Throughout his time in England, Kreider taught theology and history at the University of Manchester and Regent’s Park College, Oxford. He and Eleanor taught and preached at conferences and colleges throughout the U.K. and continental Europe.
Trained as a historian, he learned mission and theology through self-study and practice.
“It was never clear whether Alan was a missional historian or a historian-missiologist — and that was part of his inspiring genius,” said James Krabill, a senior mission advocate at Mennonite Mission Network. “Alan held so many important themes together and did so with a mesmerizing mixture of scholarly integrity and passionate faith.”
Joyful enthusiasm
Concluding a quarter-century of mission work in the U.K., the Kreiders settled in Elkhart in 2000 and became traveling mission educators for MMN until 2004. During this time, he was a guest lecturer around the globe.
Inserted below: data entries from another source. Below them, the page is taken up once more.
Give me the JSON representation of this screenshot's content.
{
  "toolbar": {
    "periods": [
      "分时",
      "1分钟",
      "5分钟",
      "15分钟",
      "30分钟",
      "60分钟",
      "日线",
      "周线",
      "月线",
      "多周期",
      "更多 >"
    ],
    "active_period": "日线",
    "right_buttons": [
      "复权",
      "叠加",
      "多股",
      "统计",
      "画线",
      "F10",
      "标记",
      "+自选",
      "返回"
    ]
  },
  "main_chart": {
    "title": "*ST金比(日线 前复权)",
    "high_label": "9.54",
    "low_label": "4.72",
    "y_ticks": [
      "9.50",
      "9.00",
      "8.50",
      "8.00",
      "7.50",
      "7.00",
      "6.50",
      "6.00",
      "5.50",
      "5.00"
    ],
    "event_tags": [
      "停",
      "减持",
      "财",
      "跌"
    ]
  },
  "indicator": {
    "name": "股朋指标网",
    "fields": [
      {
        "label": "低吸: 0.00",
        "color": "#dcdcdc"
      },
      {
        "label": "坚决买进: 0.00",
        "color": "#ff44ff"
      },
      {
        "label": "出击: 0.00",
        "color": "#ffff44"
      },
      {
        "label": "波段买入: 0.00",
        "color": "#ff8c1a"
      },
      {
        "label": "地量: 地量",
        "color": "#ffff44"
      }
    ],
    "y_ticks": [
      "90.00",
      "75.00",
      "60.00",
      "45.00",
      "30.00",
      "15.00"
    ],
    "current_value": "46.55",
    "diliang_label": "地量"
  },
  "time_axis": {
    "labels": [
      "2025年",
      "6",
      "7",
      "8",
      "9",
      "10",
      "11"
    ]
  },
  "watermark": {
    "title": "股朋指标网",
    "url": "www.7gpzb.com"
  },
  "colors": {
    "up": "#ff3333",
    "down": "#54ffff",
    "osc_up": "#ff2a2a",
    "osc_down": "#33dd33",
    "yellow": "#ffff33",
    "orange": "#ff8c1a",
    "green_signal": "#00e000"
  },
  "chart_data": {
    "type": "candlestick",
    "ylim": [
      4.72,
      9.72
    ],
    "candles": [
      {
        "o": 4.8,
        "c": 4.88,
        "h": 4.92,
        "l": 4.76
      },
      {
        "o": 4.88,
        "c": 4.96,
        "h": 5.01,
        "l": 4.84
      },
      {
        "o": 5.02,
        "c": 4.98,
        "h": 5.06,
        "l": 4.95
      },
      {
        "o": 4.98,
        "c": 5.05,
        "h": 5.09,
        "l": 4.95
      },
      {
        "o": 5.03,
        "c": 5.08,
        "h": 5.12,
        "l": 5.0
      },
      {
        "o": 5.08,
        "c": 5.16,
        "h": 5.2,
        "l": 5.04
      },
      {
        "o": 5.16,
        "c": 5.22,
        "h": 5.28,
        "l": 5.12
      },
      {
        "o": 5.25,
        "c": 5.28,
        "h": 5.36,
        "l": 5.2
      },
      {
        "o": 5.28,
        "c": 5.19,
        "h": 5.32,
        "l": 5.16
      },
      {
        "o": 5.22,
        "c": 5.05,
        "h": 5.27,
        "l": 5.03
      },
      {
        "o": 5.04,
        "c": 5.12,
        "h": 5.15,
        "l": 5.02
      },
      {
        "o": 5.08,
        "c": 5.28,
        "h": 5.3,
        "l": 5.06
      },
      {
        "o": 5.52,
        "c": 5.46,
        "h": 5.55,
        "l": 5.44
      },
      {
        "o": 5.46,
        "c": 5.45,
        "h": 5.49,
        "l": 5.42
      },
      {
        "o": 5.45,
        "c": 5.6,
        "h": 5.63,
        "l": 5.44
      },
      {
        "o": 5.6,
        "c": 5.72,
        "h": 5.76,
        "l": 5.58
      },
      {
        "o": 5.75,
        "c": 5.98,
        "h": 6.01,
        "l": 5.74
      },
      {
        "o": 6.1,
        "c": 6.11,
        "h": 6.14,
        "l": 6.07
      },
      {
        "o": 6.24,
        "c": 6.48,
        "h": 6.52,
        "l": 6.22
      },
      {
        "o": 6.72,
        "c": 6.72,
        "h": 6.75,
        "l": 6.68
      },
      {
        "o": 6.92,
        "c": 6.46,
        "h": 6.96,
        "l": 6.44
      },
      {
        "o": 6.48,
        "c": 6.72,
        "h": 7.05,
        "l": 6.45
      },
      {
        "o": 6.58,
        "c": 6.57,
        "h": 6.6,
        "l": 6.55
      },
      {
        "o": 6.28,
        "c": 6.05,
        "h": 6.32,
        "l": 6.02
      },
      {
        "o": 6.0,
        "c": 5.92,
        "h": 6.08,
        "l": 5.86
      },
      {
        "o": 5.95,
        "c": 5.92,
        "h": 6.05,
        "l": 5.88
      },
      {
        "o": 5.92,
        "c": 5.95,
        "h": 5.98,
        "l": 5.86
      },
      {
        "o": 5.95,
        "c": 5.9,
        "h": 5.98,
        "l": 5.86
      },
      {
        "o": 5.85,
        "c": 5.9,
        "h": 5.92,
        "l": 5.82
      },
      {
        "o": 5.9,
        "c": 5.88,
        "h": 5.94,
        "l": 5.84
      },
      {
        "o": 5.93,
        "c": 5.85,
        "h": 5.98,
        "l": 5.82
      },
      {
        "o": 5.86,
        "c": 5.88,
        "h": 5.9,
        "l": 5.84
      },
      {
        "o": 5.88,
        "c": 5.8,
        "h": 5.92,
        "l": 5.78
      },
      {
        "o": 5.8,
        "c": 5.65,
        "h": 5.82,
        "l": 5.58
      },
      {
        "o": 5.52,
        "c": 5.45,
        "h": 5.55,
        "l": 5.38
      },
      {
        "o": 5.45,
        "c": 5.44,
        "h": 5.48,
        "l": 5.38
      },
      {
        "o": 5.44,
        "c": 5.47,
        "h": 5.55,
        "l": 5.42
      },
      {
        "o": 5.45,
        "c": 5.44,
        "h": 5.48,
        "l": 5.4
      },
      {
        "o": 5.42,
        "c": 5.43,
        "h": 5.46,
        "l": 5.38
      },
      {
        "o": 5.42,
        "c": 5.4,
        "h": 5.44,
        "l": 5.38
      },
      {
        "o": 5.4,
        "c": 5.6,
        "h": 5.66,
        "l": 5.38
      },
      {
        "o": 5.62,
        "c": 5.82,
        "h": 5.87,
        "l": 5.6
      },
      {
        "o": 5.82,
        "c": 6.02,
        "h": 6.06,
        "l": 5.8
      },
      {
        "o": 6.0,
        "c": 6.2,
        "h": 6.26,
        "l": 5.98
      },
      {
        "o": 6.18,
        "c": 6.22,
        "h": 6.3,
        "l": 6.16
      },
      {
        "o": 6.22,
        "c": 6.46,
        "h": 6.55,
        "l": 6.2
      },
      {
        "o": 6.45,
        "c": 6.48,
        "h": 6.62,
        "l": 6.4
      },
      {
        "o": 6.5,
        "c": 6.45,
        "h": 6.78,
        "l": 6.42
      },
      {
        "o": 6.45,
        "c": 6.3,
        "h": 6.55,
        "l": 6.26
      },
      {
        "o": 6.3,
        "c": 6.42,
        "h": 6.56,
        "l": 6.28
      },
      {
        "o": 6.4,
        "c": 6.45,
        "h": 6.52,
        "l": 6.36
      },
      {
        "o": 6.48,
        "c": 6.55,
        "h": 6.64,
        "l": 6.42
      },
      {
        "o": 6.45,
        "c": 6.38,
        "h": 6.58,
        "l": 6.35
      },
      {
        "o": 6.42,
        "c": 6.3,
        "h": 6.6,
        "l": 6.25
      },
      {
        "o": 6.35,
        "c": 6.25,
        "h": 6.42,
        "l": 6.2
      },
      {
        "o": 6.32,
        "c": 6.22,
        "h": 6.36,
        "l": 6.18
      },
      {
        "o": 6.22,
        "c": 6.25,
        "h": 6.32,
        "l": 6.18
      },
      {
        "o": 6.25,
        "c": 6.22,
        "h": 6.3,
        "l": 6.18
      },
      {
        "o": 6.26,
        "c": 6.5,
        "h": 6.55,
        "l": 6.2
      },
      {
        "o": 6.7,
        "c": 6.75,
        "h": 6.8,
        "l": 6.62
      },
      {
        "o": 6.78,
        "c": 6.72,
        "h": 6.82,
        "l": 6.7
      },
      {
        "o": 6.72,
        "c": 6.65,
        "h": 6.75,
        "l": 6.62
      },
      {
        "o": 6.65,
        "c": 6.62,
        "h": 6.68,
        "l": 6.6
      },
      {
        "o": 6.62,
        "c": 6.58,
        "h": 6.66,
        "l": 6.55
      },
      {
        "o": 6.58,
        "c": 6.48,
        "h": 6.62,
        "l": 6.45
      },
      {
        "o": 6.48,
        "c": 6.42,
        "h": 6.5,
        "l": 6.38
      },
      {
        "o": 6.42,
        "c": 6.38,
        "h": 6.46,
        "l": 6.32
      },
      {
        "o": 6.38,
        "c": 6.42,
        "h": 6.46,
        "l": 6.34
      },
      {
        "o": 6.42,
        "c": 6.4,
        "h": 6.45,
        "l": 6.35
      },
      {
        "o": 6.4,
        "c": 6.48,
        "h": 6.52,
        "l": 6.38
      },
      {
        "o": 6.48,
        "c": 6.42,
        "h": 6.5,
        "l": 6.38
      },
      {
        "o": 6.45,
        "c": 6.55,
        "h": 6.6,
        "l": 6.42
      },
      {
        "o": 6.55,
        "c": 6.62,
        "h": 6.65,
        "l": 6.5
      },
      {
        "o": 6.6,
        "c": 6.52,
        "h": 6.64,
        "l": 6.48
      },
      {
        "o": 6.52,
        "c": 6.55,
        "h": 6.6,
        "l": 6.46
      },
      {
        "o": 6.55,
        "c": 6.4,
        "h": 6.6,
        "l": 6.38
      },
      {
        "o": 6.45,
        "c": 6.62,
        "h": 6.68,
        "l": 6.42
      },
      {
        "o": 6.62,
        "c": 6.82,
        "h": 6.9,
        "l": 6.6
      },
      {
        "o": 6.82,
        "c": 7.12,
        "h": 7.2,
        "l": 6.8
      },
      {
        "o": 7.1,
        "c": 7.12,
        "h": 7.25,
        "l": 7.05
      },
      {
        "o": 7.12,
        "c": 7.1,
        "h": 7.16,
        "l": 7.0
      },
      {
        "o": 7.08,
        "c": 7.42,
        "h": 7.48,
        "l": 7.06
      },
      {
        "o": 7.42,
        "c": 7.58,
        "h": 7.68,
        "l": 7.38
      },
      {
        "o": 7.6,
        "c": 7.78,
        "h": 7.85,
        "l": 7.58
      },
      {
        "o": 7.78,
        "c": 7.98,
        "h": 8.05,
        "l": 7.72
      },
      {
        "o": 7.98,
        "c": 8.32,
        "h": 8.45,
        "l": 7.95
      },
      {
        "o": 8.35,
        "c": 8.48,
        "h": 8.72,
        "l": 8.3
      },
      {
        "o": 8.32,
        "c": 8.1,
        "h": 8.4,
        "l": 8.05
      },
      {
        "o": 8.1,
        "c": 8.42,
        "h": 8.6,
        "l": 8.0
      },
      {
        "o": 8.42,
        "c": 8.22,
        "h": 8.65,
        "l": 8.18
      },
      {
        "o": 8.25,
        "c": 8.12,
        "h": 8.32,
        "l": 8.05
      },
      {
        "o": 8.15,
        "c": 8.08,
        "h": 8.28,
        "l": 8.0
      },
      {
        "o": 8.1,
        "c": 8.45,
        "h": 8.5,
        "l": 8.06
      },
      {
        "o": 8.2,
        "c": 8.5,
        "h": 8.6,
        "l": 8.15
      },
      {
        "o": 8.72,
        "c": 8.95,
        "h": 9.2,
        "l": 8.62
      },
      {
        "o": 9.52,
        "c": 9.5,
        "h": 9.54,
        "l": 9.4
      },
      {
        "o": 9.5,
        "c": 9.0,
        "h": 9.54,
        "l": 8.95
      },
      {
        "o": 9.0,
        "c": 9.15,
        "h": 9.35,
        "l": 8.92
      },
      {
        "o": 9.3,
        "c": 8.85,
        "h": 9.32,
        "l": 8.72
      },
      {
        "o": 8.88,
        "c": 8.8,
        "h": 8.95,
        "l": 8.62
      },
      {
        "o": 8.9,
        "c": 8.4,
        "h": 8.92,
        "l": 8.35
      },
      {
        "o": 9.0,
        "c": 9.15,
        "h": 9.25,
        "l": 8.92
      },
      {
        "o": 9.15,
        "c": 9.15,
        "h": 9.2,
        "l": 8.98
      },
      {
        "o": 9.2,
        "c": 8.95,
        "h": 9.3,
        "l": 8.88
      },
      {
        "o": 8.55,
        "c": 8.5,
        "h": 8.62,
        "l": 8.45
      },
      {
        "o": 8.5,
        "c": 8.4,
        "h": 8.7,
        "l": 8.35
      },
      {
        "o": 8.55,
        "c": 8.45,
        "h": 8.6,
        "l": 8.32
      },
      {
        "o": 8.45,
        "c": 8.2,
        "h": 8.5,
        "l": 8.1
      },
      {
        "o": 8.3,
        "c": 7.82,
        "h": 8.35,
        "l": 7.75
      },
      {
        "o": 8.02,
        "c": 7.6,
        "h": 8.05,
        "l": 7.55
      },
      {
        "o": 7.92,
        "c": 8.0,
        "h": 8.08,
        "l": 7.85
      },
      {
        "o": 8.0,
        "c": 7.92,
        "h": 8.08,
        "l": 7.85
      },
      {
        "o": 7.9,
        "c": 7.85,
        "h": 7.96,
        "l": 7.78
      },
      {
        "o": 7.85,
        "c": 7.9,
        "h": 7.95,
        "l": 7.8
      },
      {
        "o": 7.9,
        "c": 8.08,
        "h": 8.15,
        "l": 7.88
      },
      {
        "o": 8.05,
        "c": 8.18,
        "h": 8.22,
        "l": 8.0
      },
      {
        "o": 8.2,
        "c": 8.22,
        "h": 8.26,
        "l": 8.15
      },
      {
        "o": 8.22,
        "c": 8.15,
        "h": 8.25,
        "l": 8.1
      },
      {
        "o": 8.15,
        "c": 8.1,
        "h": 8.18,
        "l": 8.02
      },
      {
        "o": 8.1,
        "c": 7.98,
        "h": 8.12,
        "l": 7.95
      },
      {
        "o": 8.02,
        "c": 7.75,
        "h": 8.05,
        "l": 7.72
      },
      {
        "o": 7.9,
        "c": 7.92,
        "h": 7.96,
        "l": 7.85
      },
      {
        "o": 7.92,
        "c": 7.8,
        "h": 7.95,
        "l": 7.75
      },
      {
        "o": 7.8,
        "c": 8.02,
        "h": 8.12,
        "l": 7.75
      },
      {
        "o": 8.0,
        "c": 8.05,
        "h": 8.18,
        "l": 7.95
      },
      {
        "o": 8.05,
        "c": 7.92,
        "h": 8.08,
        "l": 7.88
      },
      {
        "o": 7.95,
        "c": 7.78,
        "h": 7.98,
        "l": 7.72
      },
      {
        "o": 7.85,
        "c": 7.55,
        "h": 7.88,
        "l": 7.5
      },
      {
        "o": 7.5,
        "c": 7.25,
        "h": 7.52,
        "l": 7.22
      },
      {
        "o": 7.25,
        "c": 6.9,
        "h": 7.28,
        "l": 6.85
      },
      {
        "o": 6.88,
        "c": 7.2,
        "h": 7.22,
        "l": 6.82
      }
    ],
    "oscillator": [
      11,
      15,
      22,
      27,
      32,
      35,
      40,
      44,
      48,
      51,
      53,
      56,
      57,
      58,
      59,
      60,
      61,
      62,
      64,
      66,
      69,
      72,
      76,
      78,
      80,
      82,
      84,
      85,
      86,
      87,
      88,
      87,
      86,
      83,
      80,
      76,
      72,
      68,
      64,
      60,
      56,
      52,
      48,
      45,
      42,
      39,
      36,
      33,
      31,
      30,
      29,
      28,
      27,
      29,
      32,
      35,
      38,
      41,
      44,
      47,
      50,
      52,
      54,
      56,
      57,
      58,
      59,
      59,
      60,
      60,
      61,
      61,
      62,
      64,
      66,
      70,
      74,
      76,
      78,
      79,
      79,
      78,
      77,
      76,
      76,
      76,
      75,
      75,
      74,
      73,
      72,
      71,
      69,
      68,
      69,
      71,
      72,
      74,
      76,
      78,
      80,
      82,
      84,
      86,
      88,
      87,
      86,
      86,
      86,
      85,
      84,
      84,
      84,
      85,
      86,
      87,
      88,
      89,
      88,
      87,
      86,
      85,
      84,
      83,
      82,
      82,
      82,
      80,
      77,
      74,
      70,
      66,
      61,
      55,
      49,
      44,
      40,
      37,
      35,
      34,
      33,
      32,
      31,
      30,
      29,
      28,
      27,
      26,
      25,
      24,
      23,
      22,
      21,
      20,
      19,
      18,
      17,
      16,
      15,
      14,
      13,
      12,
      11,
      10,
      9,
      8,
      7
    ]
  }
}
He also taught occasional courses at AMBS before joining the faculty half time in 2004.
Friends and colleagues remember his joy and enthusiasm, hope-filled faith, warmth, gentleness, generosity, thoughtfulness, patience, humility and humor. To many, he embodied hospitality and welcome, attentiveness and concern for others as he shared his love for Jesus.
“Alan was an excellent, rigorous scholar, bubbling over with research interests even in his last weeks,” noted Rachel Miller Jacobs, AMBS assistant professor of congregational formation.
“Yet what is most striking about him is not so much his achievements, though they are considerable, but the way he inhabited them with a winsome combination of curiosity, humility, joy, creative energy and love of God and of the church.”
He was born Nov. 8, 1941, to Carl and Evelyn (Burkholder) Kreider in Goshen. He earned a bachelor’s degree from Goshen College in 1962. On June 19, 1965, he married Eleanor Graber Nase in Goshen. He completed a Ph.D. in English history from Harvard University in 1971.
Among his many published works are The Patient Ferment of the Early Church: The Improbable Rise of Christianity in the Roman Empire (Baker Academic, 2016); Worship and Mission After Christendom (Paternoster, 2009), with Eleanor Kreider; A Culture of Peace: God’s Vision for the Church (Good Books, 2005), with Eleanor Kreider and Paulus Widjaja.
In 2011, the Institute of Mennonite Studies and Herald Press released Forming Christian Habits in Post-Christendom: The Legacy of Alan and Eleanor Kreider, edited by James Krabill and Stuart Murray, which contains excerpts from the Kreiders’ writing along with almost 50 contributors responding from France, Korea, Ireland, Indonesia, England, Canada and the U.S.
He is survived by his wife, Eleanor; a son, Andrew (Katie Bast) Kreider, of Elkhart; two siblings, Rebecca (Weldon) Pries of Cambridge, Mass., and Thomas Kreider of Goshen; and three grandchildren. He was preceded in death by a brother, Stephen.
Funeral services will be held at 1 p.m. May 16 at Prairie Street Mennonite Church in Elkhart.